Bank of Korea Governor Lee Chang-yong said South Korea will allow its residents to invest in virtual assets issued abroad, but warned that regulation of digital finance should be strengthened rather than eased despite market pressure.
New Regime Considered for Domestic Issuers
Speaking at the Asian Financial Forum in Hong Kong, Lee said financial authorities are now studying a new registration regime that would allow domestic institutions to issue virtual assets under local oversight. The move is aimed at bringing some of the activity onshore while maintaining control over risks, he said.
Different Roles for Stablecoins and Tokenized Deposits
Lee drew a distinction between different types of digital money, saying he expects won-denominated stablecoins to be used mainly for cross-border transactions, while tokenized deposits are more likely to be adopted for day-to-day domestic payments.
Stablecoins Seen as a Threat to Capital Controls
Even so, he cautioned that stablecoins remain controversial, as won-linked stablecoins could be used to bypass existing capital flow management measures, particularly if used alongside U.S. dollar stablecoins. Since dollar-based stablecoins are already widely used, easy to access, and cheaper to transfer than U.S. dollars in the traditional banking system, they could attract large volumes of funds when exchange rate moves shift market expectations, potentially triggering sizeable capital movements, he added.
Lee also noted that stablecoins are often issued by non-bank entities, making them harder to monitor and supervise. That fragmentation complicates regulation and increases the challenge for policymakers seeking to maintain financial stability, he said.
Limited Case for Retail CBDC in Korea
Turning to central bank digital currencies, Lee argued that South Korea’s existing fast payment infrastructure is already highly developed, limiting the benefits of a retail CBDC for consumers.
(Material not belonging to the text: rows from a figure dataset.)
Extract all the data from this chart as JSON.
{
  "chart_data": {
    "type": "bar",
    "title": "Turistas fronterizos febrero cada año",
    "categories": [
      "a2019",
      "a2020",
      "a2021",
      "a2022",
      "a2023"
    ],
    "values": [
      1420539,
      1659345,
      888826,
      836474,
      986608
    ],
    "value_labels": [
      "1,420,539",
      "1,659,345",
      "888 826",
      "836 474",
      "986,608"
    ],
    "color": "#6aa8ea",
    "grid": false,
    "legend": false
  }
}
Instead, the central bank is running multiple pilot projects focused on tokenized deposits and wholesale CBDCs, with the goal of preserving a two-layer system in which commercial banks remain central to the provision of money and credit.
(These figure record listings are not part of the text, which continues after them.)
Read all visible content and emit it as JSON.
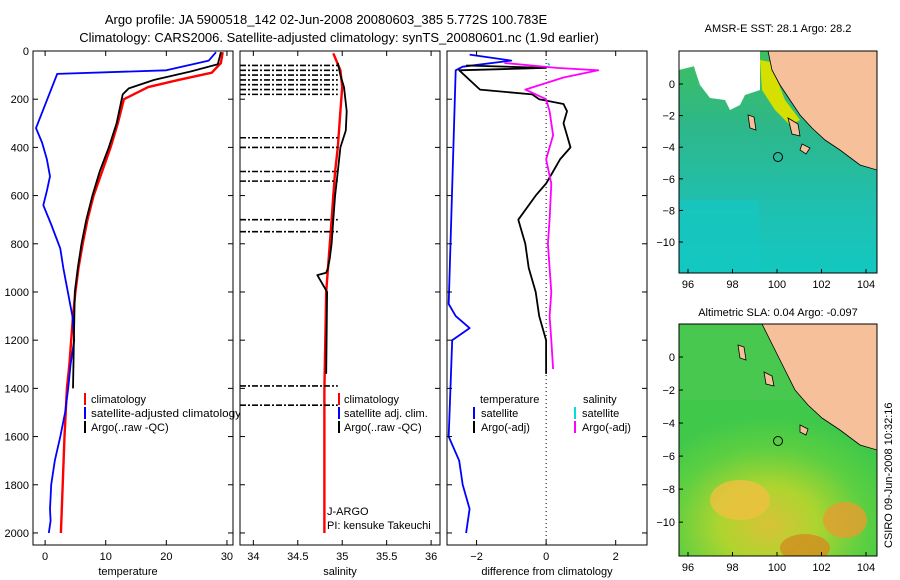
{
  "title_line1": "Argo profile: JA 5900518_142 02-Jun-2008 20080603_385 5.772S 100.783E",
  "title_line2": "Climatology: CARS2006. Satellite-adjusted climatology: synTS_20080601.nc (1.9d earlier)",
  "credit": "CSIRO 09-Jun-2008 10:32:16",
  "colors": {
    "climatology": "#ff0000",
    "satellite": "#0000ff",
    "argo": "#000000",
    "salinity_argo": "#ff00ff",
    "salinity_satellite": "#00dddd",
    "land": "#f5c09a"
  },
  "chart_data": [
    {
      "type": "line",
      "panel": "temperature",
      "xlabel": "temperature",
      "ylabel": "",
      "xlim": [
        -2,
        31
      ],
      "ylim": [
        2050,
        0
      ],
      "xticks": [
        0,
        10,
        20,
        30
      ],
      "yticks": [
        0,
        200,
        400,
        600,
        800,
        1000,
        1200,
        1400,
        1600,
        1800,
        2000
      ],
      "legend": [
        "climatology",
        "satellite-adjusted climatology",
        "Argo(..raw -QC)"
      ],
      "series": [
        {
          "name": "climatology",
          "color": "red",
          "x": [
            29.3,
            29.0,
            27.5,
            22,
            17,
            13.0,
            12.0,
            10.8,
            9.4,
            8.0,
            7.0,
            6.2,
            5.5,
            5.0,
            4.6,
            4.3,
            4.0,
            3.6,
            3.2,
            2.9,
            2.6
          ],
          "y": [
            5,
            50,
            90,
            120,
            150,
            200,
            300,
            400,
            500,
            600,
            700,
            800,
            900,
            1000,
            1100,
            1200,
            1300,
            1400,
            1600,
            1800,
            2000
          ]
        },
        {
          "name": "satellite-adjusted climatology",
          "color": "blue",
          "x": [
            28.2,
            27,
            20,
            2,
            -1.5,
            -0.5,
            0.3,
            0.8,
            0.3,
            -0.3,
            1.0,
            2.5,
            3.0,
            4.5,
            4.8,
            4.2,
            3.8,
            3.3,
            2.5,
            1.6,
            1.0,
            0.8,
            0.9,
            0.6
          ],
          "y": [
            5,
            40,
            80,
            95,
            320,
            380,
            450,
            520,
            580,
            640,
            720,
            820,
            900,
            1100,
            1200,
            1300,
            1400,
            1500,
            1600,
            1700,
            1800,
            1900,
            1950,
            2000
          ]
        },
        {
          "name": "Argo(..raw -QC)",
          "color": "black",
          "x": [
            29.0,
            28.5,
            24,
            18,
            13.8,
            12.8,
            11.8,
            10.5,
            9.0,
            7.8,
            6.8,
            6.0,
            5.4,
            4.9,
            4.6
          ],
          "y": [
            5,
            55,
            85,
            120,
            155,
            180,
            300,
            400,
            500,
            600,
            700,
            800,
            900,
            1000,
            1400
          ]
        }
      ]
    },
    {
      "type": "line",
      "panel": "salinity",
      "xlabel": "salinity",
      "ylabel": "",
      "xlim": [
        33.85,
        36.1
      ],
      "ylim": [
        2050,
        0
      ],
      "xticks": [
        34,
        34.5,
        35,
        35.5,
        36
      ],
      "legend": [
        "climatology",
        "satellite adj. clim.",
        "Argo(..raw -QC)"
      ],
      "annotations": [
        "J-ARGO",
        "PI: kensuke Takeuchi"
      ],
      "series": [
        {
          "name": "climatology",
          "color": "red",
          "x": [
            34.9,
            34.98,
            35.0,
            34.98,
            34.95,
            34.92,
            34.9,
            34.88,
            34.86,
            34.84,
            34.82,
            34.8,
            34.8
          ],
          "y": [
            10,
            80,
            150,
            250,
            400,
            500,
            600,
            700,
            800,
            900,
            1000,
            1400,
            2000
          ]
        },
        {
          "name": "Argo(..raw -QC)",
          "color": "black",
          "x": [
            34.95,
            34.98,
            35.02,
            35.05,
            35.04,
            34.98,
            34.95,
            34.92,
            34.9,
            34.88,
            34.86,
            34.84,
            34.82,
            34.72,
            34.83,
            34.82
          ],
          "y": [
            50,
            100,
            150,
            250,
            330,
            400,
            500,
            600,
            700,
            800,
            860,
            900,
            920,
            930,
            1000,
            1340
          ]
        }
      ],
      "dropout_depths": [
        60,
        80,
        100,
        120,
        140,
        160,
        180,
        360,
        400,
        500,
        540,
        700,
        750,
        1390,
        1470
      ]
    },
    {
      "type": "line",
      "panel": "difference",
      "xlabel": "difference from climatology",
      "ylabel": "",
      "xlim": [
        -2.85,
        2.9
      ],
      "ylim": [
        2050,
        0
      ],
      "xticks": [
        -2,
        0,
        2
      ],
      "legend_left_title": "temperature",
      "legend_right_title": "salinity",
      "legend_left": [
        "satellite",
        "Argo(-adj)"
      ],
      "legend_right": [
        "satellite",
        "Argo(-adj)"
      ],
      "series": [
        {
          "name": "temperature satellite",
          "color": "blue",
          "x": [
            -2.2,
            -1.0,
            -2.4,
            -2.6,
            -2.8,
            -2.6,
            -2.2,
            -2.7,
            -2.8,
            -2.5,
            -2.4,
            -2.2,
            -2.3
          ],
          "y": [
            15,
            40,
            65,
            80,
            1050,
            1100,
            1150,
            1200,
            1600,
            1700,
            1800,
            1900,
            2000
          ]
        },
        {
          "name": "temperature Argo(-adj)",
          "color": "black",
          "x": [
            -2.3,
            0.0,
            -2.5,
            -1.9,
            -0.4,
            -0.2,
            0.5,
            0.6,
            0.5,
            0.7,
            0.4,
            0.2,
            0.0,
            -0.3,
            -0.8,
            -0.6,
            -0.5,
            -0.3,
            -0.2,
            0.0,
            0.0
          ],
          "y": [
            60,
            70,
            80,
            160,
            180,
            200,
            220,
            250,
            300,
            400,
            450,
            500,
            550,
            600,
            700,
            800,
            900,
            1000,
            1100,
            1200,
            1340
          ]
        },
        {
          "name": "salinity satellite",
          "color": "cyan",
          "x": [
            0.05,
            0.1
          ],
          "y": [
            50,
            60
          ]
        },
        {
          "name": "salinity Argo(-adj)",
          "color": "magenta",
          "x": [
            -1.2,
            0.3,
            1.5,
            0.5,
            -0.6,
            0.0,
            0.1,
            0.2,
            0.0,
            0.15,
            0.1,
            0.05,
            0.1,
            0.15,
            0.1,
            0.15,
            0.2
          ],
          "y": [
            50,
            70,
            80,
            110,
            160,
            200,
            250,
            350,
            450,
            550,
            700,
            800,
            900,
            1000,
            1100,
            1200,
            1320
          ]
        }
      ]
    }
  ],
  "maps": [
    {
      "title": "AMSR-E SST: 28.1 Argo: 28.2",
      "xticks": [
        "96",
        "98",
        "100",
        "102",
        "104"
      ],
      "yticks": [
        "0",
        "-2",
        "-4",
        "-6",
        "-8",
        "-10"
      ]
    },
    {
      "title": "Altimetric SLA: 0.04 Argo: -0.097",
      "xticks": [
        "96",
        "98",
        "100",
        "102",
        "104"
      ],
      "yticks": [
        "0",
        "-2",
        "-4",
        "-6",
        "-8",
        "-10"
      ]
    }
  ]
}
Governor Warns Against Weakening Rules
On the broader regulatory debate, Lee said loosening rules can give a temporary lift to real economic activity, but warned against ignoring the lessons of the 2008 global financial crisis. He said regulatory reform should not become a race to the bottom, and that in the specific area of digital finance, the priority should be to reinforce oversight rather than ease it.